Robert A. Pearlman, MD, MPH, is professor of medicine at the University of Washington and director of the Northwest Ethics Center for Veterans Health Care, in Seattle. He is co-author of an editorial appearing alongside the Lavery team's study in the medical journal The Lancet.

 

Pearlman says end-of-life care needs to address the issues of loss of self and loss of community. He argues that healthcare research should look for ways to help people deal with the isolation or loss of meaning that comes from the loss of community that patients described to Lavery. Pearlman also endorses Lavery's approach of listening to patients instead of asking their doctors.

 

"Patients can be our teachers, as opposed to assuming we understand their experiences," he tells WebMD. "There is the need for healthcare providers and families to hear about patient experiences so they can better address them and do a better job in promoting quality of life and quality of dying."

 

Lavery points to two patients. One, a man at death's door, was a community activist who remained involved from his hospital bed. He strongly believed that doctor-assisted suicide should be legal, but did not want it for himself.
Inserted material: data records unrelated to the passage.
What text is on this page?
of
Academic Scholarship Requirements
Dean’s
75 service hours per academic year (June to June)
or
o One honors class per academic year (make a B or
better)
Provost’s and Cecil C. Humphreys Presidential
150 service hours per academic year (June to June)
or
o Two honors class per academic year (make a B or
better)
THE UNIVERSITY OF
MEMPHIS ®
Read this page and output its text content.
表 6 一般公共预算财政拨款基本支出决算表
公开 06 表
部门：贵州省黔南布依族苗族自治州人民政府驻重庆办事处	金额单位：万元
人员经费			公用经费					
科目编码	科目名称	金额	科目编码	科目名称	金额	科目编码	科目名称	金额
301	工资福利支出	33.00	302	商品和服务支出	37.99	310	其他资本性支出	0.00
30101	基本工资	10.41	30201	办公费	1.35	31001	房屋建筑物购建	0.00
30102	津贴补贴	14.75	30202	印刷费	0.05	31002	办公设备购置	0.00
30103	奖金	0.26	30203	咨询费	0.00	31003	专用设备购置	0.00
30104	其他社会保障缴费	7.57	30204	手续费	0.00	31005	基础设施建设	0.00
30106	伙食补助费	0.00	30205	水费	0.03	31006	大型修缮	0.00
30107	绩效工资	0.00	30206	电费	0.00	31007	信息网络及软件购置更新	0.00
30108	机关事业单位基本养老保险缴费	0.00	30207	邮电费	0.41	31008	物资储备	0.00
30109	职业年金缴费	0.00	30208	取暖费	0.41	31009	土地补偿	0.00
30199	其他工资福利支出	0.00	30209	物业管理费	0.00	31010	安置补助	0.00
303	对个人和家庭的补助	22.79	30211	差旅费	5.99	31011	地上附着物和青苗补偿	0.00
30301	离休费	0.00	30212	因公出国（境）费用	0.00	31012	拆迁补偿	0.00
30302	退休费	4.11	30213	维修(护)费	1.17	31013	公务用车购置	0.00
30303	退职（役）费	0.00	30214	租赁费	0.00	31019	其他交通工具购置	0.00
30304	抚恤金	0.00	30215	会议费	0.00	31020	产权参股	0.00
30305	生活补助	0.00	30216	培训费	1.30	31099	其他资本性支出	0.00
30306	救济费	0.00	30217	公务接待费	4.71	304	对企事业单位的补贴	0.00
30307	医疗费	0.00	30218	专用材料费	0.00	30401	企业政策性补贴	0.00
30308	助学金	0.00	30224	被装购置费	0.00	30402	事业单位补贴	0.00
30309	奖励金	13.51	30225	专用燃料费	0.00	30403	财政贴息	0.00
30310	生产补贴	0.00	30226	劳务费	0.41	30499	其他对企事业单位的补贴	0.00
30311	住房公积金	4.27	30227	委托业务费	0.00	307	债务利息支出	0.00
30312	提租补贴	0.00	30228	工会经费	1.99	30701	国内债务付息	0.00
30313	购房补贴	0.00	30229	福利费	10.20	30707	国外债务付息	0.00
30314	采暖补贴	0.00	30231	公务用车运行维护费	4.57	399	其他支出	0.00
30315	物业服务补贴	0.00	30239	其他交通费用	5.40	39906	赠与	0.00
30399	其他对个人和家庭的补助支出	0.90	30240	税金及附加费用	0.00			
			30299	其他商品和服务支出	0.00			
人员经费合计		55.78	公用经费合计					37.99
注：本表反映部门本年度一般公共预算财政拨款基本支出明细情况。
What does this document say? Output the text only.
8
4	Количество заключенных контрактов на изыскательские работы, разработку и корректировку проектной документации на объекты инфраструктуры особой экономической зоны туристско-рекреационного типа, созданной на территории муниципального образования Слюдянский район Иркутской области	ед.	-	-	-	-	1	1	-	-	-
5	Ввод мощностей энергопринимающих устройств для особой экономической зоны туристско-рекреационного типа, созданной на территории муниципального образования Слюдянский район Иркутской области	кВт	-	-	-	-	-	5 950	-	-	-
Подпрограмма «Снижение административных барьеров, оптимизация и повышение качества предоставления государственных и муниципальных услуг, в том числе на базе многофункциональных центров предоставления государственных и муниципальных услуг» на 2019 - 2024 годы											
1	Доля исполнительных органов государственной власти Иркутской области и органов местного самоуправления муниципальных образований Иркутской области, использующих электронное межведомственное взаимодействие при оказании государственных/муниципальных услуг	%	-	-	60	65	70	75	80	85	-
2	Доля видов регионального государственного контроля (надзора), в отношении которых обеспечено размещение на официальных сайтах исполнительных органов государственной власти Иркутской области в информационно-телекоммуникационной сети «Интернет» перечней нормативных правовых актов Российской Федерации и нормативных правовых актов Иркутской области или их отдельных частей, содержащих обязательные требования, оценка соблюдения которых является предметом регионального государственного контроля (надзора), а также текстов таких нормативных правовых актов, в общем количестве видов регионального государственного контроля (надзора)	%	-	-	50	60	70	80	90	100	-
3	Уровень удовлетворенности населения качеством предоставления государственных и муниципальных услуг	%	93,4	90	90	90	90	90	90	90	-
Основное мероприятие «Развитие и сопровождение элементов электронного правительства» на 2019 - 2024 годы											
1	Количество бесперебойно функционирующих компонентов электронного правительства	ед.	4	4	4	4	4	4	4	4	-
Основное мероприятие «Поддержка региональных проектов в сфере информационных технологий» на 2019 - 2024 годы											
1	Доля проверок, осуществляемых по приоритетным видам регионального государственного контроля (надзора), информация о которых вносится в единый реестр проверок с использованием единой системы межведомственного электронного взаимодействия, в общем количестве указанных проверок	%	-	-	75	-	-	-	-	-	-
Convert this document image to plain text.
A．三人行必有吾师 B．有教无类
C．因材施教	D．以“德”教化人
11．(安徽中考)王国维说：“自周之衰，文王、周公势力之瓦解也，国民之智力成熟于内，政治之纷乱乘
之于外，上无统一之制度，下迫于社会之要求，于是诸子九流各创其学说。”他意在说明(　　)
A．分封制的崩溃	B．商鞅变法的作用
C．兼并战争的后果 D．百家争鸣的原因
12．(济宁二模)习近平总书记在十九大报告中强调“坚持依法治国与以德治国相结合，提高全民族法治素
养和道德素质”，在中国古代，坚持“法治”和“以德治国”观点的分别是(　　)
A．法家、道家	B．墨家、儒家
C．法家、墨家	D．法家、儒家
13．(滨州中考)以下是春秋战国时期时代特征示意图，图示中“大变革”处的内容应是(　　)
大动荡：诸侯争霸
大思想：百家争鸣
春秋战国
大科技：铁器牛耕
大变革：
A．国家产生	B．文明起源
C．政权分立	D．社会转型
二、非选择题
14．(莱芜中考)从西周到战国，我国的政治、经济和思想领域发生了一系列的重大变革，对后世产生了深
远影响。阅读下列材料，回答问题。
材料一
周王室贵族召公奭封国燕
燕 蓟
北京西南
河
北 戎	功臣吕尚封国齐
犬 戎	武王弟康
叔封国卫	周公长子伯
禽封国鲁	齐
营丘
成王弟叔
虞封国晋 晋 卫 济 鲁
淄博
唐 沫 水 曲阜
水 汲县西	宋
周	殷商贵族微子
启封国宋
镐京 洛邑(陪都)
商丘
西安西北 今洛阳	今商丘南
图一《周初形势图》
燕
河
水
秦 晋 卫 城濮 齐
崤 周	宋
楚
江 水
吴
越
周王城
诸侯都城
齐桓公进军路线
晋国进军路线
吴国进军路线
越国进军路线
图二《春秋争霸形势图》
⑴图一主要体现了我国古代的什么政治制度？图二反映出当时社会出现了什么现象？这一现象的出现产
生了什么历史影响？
Another man was far less ill, but was rejected by his family when he told them he was gay and was rejected by his lover when he told him he had HIV. This man wanted very much to die.

 

"Caregivers must be attentive not only to the physical side of illness but also to the meaning of what dignity really is," Lavery says. "Dignity has to do with integrity of the self. You cannot expect that people will lie isolated in a bed and not experience profound changes in how they perceive themselves. As a response to terminal illness we should ensure highest quality not only of technical care for symptoms, but for community. We should provide a role for patients and keep this role for them until they die."